I’m a child of the 20th century
and proud of it.
It’s enough for me
to join the ranks in the 20th century
on our side
and fight for a new world.
… … …
My dying, dawning century,
When those who laugh last will laugh best
(my awful night that comes to light with rising cries),
will be all sunshine,
like your eyes.

2002 is the birth centenary of Nazim Hikmet. The first modern Turkish poet, Hikmet is recognized around the world as one of the greatest international poets of the twentieth century. Indeed he was one of the most authentic poets of the just concluded century with almost all his poems pulsating with the quintessential twentieth century spirit of revolution and resistance. In what follows we bring you a brief profile of Hikmet, the man who turned the prison into a poet’s workshop, his views on poetry and, of course, four of his most memorable poems.

Poetic Ambassador of the 20th Century

Born in 1902 in Salonica, Ottoman Empire (now Thessaloníki, Greece), Nazim Hikmet was part of a cosmopolitan family, his father a government official in the foreign service, and his mother a painter of Polish and Huguenot descent. Nazim was sent to French school and then later to the naval academy. He was in Istanbul as World War-I was ending and the Allied forces were poised to carve up what was left of the Empire.

Occupying forces were already entering the capital. As the government was doing nothing but capitulating, Mustafa Kemal, the great hero of the Battle of Gallipoli, on orders to disband the forces in the East, instead set up an alternative government in the city of Ankara, and set about building up a national resistance. This was the movement which inspired Nazim’s early poetry and which he was so anxious to join, and in late 1920 an invitation finally came from Halide Edip, the famous writer and activist, and a woman sergeant on the western front. So, at the age of eighteen, he and another close friend, also a poet, set out for Ankara.

As the railroad had by then been taken over by the Occupying Powers, the journey had to be made by boat and then by foot over treacherous mountain passes. On the way they came into contact with a group of Spartacists, also on their way to join up with the Revolution, who exposed them to the ideas of Marx and Lenin. The friends also enjoyed the hospitality of local villagers, despite the extreme poverty that prevailed, and which they were confronting for the first time.

In Ankara, they met Mustafa Kemal, who on learning that they were poets, advised them to “write poetry with a purpose.” They were not sent to the front lines, but to teaching posts in the small town of Bolu. Education was yet another crucial front on which the battle for the country was to be waged. Finding themselves and their assigned roles somewhat ineffective, their imaginations got caught up with making their way to Russia, and soon they manipulated their way across the newly redrawn border. In Moscow, they were privileged to witness the brief, incredibly dynamic Russian renaissance of the arts that occurred right after the Revolution. Nazim was introduced to the Futurist poet Mayakovsky and the avant garde theatre. He attended the Communist University for the Workers of the East, but after a year returned to Turkey after the Independence War had been won and the Republic declared by Mustafa Kemal.

Back in Turkey, Nazim was however soon arrested for working on a leftist magazine. He managed to escape to Russia, where he continued to write plays and poems. In 1928 a general amnesty allowed him to return again to Turkey, and during the next ten years he published nine books of poetry — five collections and four long poems — while working as a proofreader, journalist, scriptwriter, and translator. He also produced numerous plays, screenplays and a novel. By 1938, it was again time for Nazim to return to the prison. With the spectre of fascism haunting the whole of Europe, in 1938 Nazim was sentenced to twenty-eight years of imprisonment for inciting the army to revolt, based primarily on the fact that his poem, The Epic of Sheik Bedreddin, was being read by young army cadets. The subject of the poem was a 14th century peasant rebellion, uniting Christian, Moslem and Jewish Turks against the Ottoman sultan, told with a dark, almost fairytale-like simplicity.

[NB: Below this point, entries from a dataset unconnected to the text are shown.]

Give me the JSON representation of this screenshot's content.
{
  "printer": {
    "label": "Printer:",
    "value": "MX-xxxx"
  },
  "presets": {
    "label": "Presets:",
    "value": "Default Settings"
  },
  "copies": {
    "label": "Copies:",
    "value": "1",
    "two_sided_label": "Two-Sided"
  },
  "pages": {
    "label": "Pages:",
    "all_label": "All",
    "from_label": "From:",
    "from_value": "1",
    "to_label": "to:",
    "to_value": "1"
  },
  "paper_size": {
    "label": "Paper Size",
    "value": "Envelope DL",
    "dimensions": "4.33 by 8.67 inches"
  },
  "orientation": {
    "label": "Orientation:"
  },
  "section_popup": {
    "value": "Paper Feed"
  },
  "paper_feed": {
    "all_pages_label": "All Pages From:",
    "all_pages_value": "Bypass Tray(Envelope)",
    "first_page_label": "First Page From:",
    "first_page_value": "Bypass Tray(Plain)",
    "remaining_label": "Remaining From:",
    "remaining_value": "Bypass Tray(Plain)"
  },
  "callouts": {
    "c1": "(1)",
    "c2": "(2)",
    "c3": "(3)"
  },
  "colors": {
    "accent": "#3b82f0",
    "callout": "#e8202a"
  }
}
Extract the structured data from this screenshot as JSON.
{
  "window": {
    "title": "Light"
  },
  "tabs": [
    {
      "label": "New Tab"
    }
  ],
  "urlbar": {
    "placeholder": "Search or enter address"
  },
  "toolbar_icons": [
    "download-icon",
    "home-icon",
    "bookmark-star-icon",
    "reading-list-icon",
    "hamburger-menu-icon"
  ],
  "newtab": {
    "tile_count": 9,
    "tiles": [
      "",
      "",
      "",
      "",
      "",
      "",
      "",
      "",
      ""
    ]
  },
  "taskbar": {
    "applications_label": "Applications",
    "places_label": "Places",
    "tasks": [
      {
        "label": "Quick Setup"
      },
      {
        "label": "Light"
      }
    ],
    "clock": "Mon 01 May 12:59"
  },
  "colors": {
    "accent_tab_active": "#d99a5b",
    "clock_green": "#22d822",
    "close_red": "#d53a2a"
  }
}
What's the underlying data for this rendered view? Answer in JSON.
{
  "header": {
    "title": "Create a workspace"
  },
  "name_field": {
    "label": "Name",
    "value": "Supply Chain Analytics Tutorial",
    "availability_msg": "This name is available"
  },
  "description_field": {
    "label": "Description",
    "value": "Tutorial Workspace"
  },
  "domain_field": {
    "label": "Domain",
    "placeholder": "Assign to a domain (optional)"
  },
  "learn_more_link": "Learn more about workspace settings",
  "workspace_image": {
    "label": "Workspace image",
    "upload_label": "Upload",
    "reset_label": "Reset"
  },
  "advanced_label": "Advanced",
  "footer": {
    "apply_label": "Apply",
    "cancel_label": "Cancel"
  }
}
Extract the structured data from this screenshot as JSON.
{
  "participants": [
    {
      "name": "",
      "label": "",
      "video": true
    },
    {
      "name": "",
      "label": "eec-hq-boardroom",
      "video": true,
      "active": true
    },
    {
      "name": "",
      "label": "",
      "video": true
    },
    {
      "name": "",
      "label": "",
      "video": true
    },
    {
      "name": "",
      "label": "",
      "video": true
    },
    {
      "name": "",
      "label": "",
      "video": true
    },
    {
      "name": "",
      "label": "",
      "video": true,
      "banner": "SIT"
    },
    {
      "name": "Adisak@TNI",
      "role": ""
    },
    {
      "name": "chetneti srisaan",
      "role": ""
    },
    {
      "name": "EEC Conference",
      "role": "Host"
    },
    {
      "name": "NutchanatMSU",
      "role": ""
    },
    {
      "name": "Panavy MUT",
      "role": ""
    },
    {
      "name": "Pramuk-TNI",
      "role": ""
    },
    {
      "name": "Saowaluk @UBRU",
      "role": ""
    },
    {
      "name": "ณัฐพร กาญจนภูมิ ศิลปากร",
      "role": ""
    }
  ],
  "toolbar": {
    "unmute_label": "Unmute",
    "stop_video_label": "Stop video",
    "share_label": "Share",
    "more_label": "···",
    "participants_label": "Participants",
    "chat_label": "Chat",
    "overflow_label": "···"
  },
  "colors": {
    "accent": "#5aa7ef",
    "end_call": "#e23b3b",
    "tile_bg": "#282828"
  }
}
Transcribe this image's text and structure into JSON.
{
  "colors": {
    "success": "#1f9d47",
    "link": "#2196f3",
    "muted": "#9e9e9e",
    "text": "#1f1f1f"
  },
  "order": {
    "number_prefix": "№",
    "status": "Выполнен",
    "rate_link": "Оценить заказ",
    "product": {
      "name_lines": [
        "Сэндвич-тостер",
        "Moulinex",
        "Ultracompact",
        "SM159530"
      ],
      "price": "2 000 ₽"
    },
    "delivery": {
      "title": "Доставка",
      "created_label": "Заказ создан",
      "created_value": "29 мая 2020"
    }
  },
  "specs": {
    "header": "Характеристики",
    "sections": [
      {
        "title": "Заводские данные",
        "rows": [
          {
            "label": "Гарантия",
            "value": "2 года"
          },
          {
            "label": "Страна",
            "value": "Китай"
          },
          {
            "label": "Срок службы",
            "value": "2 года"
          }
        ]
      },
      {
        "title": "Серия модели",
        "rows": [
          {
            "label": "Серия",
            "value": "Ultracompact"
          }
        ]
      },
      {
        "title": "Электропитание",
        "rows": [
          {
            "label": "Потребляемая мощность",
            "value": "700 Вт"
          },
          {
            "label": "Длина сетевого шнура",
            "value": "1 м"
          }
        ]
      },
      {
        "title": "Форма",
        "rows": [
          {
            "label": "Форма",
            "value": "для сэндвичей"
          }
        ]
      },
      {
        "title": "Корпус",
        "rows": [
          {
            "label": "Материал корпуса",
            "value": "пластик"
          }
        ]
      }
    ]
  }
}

In 1949 an international campaign was begun to secure his release, led by to Tristan Tzara and Louis Aragon, and in 1950 he was awarded a peace prize in absentia in Warsaw, which he shared with Paul Robeson and Pablo Neruda. The same year Menderes came into power after Turkey’s first democratically held elections and there was finally a general amnesty declared. After serving twelve years of his sentence he was let go. Soon after his release, however, at forty-eight years of age and in poor health, he was called to serve his military service. Turkey had just entered NATO and was committing soldiers to help fight in Korea. Convinced he would never survive basic training, Nazim decided he had to flee the country once again. With the help of a young friend, leaving behind his young wife and newly born son he again landed in Moscow.

In exile, Nazim traveled widely and became a prominent member of the World Peace Council, sharing the platform with Sartre and Picasso, Neruda, Ehrenberg and Aragon. His poems were performed by such international stars as Pete Seeger and Paul Robeson. Nazim could however never reconcile himself with the bureaucratic degeneration that had already started surfacing in the USSR in the 1950s. 1n 1956 his play, Ivan Ivanovich, a satire on Soviet bureaucracy, was banned. When he was stripped of his Turkish citizenship, according to many accounts, he greatly offended his Soviet hosts by taking on Polish citizenship. He died of a heart attack in Moscow in 1963.

After receiving early recognition for his patriotic poems in syllabic meter, he abandoned traditional forms of poetry under the influence of the Russian Futurists in Moscow. “Human Landscapes” is regarded by many critics as the best product of Hikmet’s literary genius. It is credited with “an innovative literary structure, which on the page looks like poetry, yet reads like a novel, and feels just as much like a movie — but a movie, a novel, with no expository or narrative restraints whatsoever”.

Ironically this great freedom in imagination took place while Nazim was serving his longest prison sentence. Nazim’s time at the Bursa prison is said to have been crucial in his creation of Human Landscapes, as he was able to gain far more intimate contact with people from all backgrounds and classes in Turkey. He had actually first conceived of the work as what he called an “Encyclopedia of Famous People,” yet his entries were not “generals, sultans, distinguished scientists or artists, beauty queens, murderers, or billionaires; they were workers, peasants, and craftsmen, people whose fame had not spread beyond their factories, workshops, villages, or neighbourhoods.” These entries eventually transformed into a more interrelated whole, and all levels of life were touched upon through various methods of representation, incorporating elements of poetry, prose and movie script techniques, causing Nazim himself to say that he felt he had ceased to be a poet and become something else. It also seems fitting that Nazim was translating War and Peace at the same time as working on Human Landscapes.

Nazim’s main crime was not only that he was a Communist writer, but that his writings were so successful. The amazing strength of his creative spirit, his ability to celebrate the small details of his concrete existence, even in the most crushing of isolation and disruption to his life and world, merged splendidly in his poetry with his innovative language and resonant yet informal and colloquial diction, infusing the most personal of his lyrics with profound political meaning.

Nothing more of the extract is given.